On the Selection of Musical Instruments,
or The REAL Reason Guys Play Guitar

It is a common misconception that the selection of one's favoured instrument arises phoenix-like from the ashes of musical immaturity as one achieves a true and individual appreciation of the art, a penchant for rhythm, and a predilection for a particular Euterpean edification. This is all well and true...if not the entire story: there exist deeper, more ingrained motivators, yoking our diaphanous concept of free will to their oxen, and ploughing our fields of music to their command. At the root of all this is, as always, SEX.

The video for November Rain by Guns N' Roses is a case in point. Axl struts out, lightning pulsating in urgency. He spreads his legs, strikes a pose and proceeds to vigorously strum his meatwhist...er, guitar for all he's worth. Hence the classic guitar solo: overly long; culminating in a crashing, frenzied climax; and ultimately gratifying to none save the lone participant1, unless onlookers join in on their 'air guitars'. Then there are bass players, who seem to think that size is everything. And the tuba players they mock in fits of seething jealousy, who know it is.

Now, some guitarists will tell you to 'make love to your guitar as you would to a woman'. This is flagrant nonsense; what grotesque parody of a woman is that, all stretched and skinny-like? You want to make love to a real woman, you make love to a double-bass, buddy.2

Which brings us to the previous favourite for this century's male musicians, and the original 'axe': the sax'. All huffing and blowing that baby whilst you push the right buttons...Brian Warner Himself would be proud3 (...if it makes you hap-py, then it can't be that ba-a-a-ad...)

Now, ladies, you don't escape unscathed either. My encounters with Paganism are pretty much limited to a handful of FAQs, watching The Craft (starring the luscious Neve Adrianne Campbell), and reading Strands of Sunlight by Gael Bordino4, but one item stands proud as the salient choice of apparatus for those of the female persuasion, particularly within the Goddess-only movements. Yes! Yes! Oh, God! Yes! The harp.

One glance gives the game away: it's even shaped like a woman. And then there's the playing style: one hand stroking the taut..uh..strings at breast height, the other a little lower, lower, higher, left a bit, ahhh perfect. On a concert model, one might be caressing up and down the entire body; but on a more personal private model, one tends to keep the hands within the curvaceously delineated bounds of the torso, perhaps positioning one at the top and another at the bottom.5 If that isn't a lady rejoicing in her femininity without the stifling presence of a man then six-foot pianists ain't something special.6

Let's not even get into the tastes of drummers.

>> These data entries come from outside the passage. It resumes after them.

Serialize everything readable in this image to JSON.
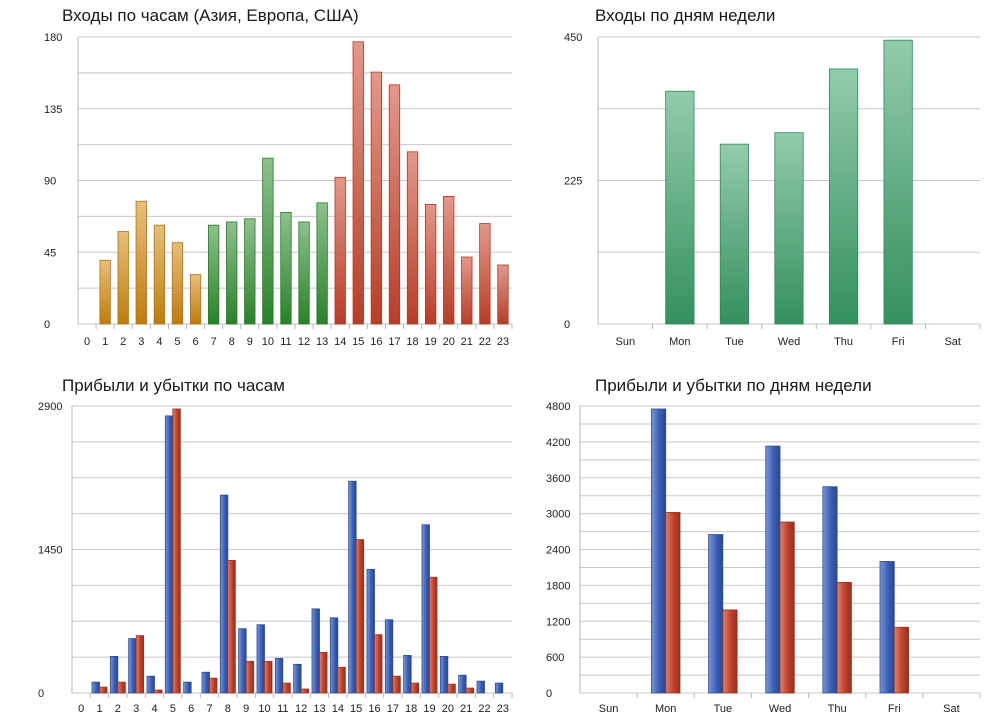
{
  "colors": {
    "asia": "#d38a0f",
    "europe": "#2f8f2f",
    "usa": "#c9452e",
    "weekday_bar": "#3aa06a",
    "profit": "#3a5fb8",
    "loss": "#c2412b"
  },
  "chart_data": [
    {
      "type": "bar",
      "title": "Входы по часам (Азия, Европа, США)",
      "categories": [
        "0",
        "1",
        "2",
        "3",
        "4",
        "5",
        "6",
        "7",
        "8",
        "9",
        "10",
        "11",
        "12",
        "13",
        "14",
        "15",
        "16",
        "17",
        "18",
        "19",
        "20",
        "21",
        "22",
        "23"
      ],
      "values": [
        0,
        40,
        58,
        77,
        62,
        51,
        31,
        62,
        64,
        66,
        104,
        70,
        64,
        76,
        92,
        177,
        158,
        150,
        108,
        75,
        80,
        42,
        63,
        37
      ],
      "groups": [
        "none",
        "asia",
        "asia",
        "asia",
        "asia",
        "asia",
        "asia",
        "europe",
        "europe",
        "europe",
        "europe",
        "europe",
        "europe",
        "europe",
        "usa",
        "usa",
        "usa",
        "usa",
        "usa",
        "usa",
        "usa",
        "usa",
        "usa",
        "usa"
      ],
      "yticks": [
        "0",
        "45",
        "90",
        "135",
        "180"
      ],
      "ylim": [
        0,
        180
      ],
      "grid": true
    },
    {
      "type": "bar",
      "title": "Входы по дням недели",
      "categories": [
        "Sun",
        "Mon",
        "Tue",
        "Wed",
        "Thu",
        "Fri",
        "Sat"
      ],
      "values": [
        0,
        365,
        282,
        300,
        400,
        445,
        0
      ],
      "yticks": [
        "0",
        "225",
        "450"
      ],
      "ylim": [
        0,
        450
      ],
      "grid": true
    },
    {
      "type": "bar",
      "title": "Прибыли и убытки по часам",
      "categories": [
        "0",
        "1",
        "2",
        "3",
        "4",
        "5",
        "6",
        "7",
        "8",
        "9",
        "10",
        "11",
        "12",
        "13",
        "14",
        "15",
        "16",
        "17",
        "18",
        "19",
        "20",
        "21",
        "22",
        "23"
      ],
      "series": [
        {
          "values": [
            0,
            110,
            370,
            550,
            170,
            2800,
            110,
            210,
            2000,
            650,
            690,
            350,
            290,
            850,
            760,
            2140,
            1250,
            740,
            380,
            1700,
            370,
            180,
            120,
            100
          ]
        },
        {
          "values": [
            0,
            60,
            110,
            580,
            30,
            2870,
            0,
            150,
            1340,
            320,
            320,
            100,
            40,
            410,
            260,
            1550,
            590,
            170,
            100,
            1170,
            90,
            50,
            0,
            0
          ]
        }
      ],
      "yticks": [
        "0",
        "1450",
        "2900"
      ],
      "ylim": [
        0,
        2900
      ],
      "grid": true
    },
    {
      "type": "bar",
      "title": "Прибыли и убытки по дням недели",
      "categories": [
        "Sun",
        "Mon",
        "Tue",
        "Wed",
        "Thu",
        "Fri",
        "Sat"
      ],
      "series": [
        {
          "values": [
            0,
            4750,
            2650,
            4130,
            3450,
            2200,
            0
          ]
        },
        {
          "values": [
            0,
            3020,
            1390,
            2860,
            1850,
            1100,
            0
          ]
        }
      ],
      "yticks": [
        "0",
        "600",
        "1200",
        "1800",
        "2400",
        "3000",
        "3600",
        "4200",
        "4800"
      ],
      "ylim": [
        0,
        4800
      ],
      "grid": true
    }
  ]
}
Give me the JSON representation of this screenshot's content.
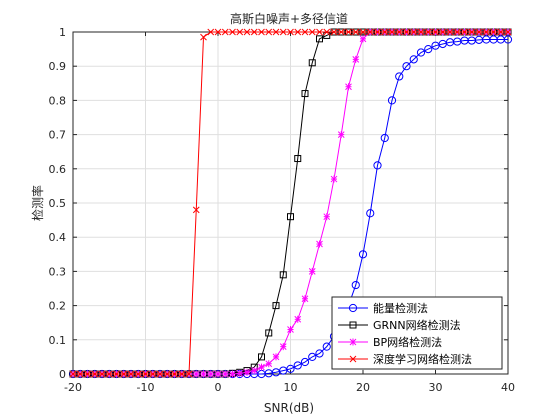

And what kind of sick, twisted, masochistic alien love are violinists after? Whassup with concert performers, anyways? Not content to lock themselves in their rooms and practise, nor to exhibit themselves on stage in front of inebriated school-girls, these sorry specimens hold forth in the world's finest concert halls, soiling the sanctity with their sordidly sensuous soirées; and we celebrate them for it!! I mean, that's perverse; if we're going to elevate this sort of unwholesome activity to the status of an artform we could at least include a few team-effort instruments.

All our pretensions towards a higher sense of aesthetics thus crumble to dust in the morning sun, revealing the primal vibrancy of our glorious heritage beneath. And if any nubile, experienced, enthusiatic and (preferably) female bassoon or clarinet players are looking for that special someone for a private6 performance that'll make you quaver, don't hesitate to give me a call at 1-800-THE MAESTRO.7

Disclaimer: This is an example of Noding What You *cough* Don't Know.

  1. Kinda like this writeup, really. =)
  2. Well that's just great; the substitution of one harmful stereotype for another. Only this one's politically correct. Arghhh....
  3. Apparently, it is physically feasible for most men and a surprising number of women to perform auto-fellatio, auto-cunnilingus or both, given a sufficiently strenuous regimen of stretching. I cannot recall the scientific journal, but if it gets more people into yoga...
  4. She who possesses impeccable credentials as a shaven-headed, tank top-wearing dyke; and who is both a vastly superior author to, and immeasurably less vexatious than, that $%^&# Anne McCaffery. Oh dear, I seem to have segued from a mention of paganism in literature to a comparison of two feminist authors. Such is deserving of a separate node, if I ever decide to elaborate on what is at present unjustified (to you, the reader) libel. No, wait...not libel, free speech, yeah! Now, I hate libel and I hate free speech; is that messed up or what?
  5. As I've never played a woma...harp like that, I cannot say without reservation what the best technique is i.e. the one exacting the most favourable response from the instrument. I gather it depends on what one has at hand.
  6. Okay, enough with the self-gratification.
  7. hemidemisemi-
  8. On second thoughts, better make that piccolo players; wouldn't want you to be disappointed....
"I learned to play guitar just to get the girls, and anyone who says they didn't is just lyin'!"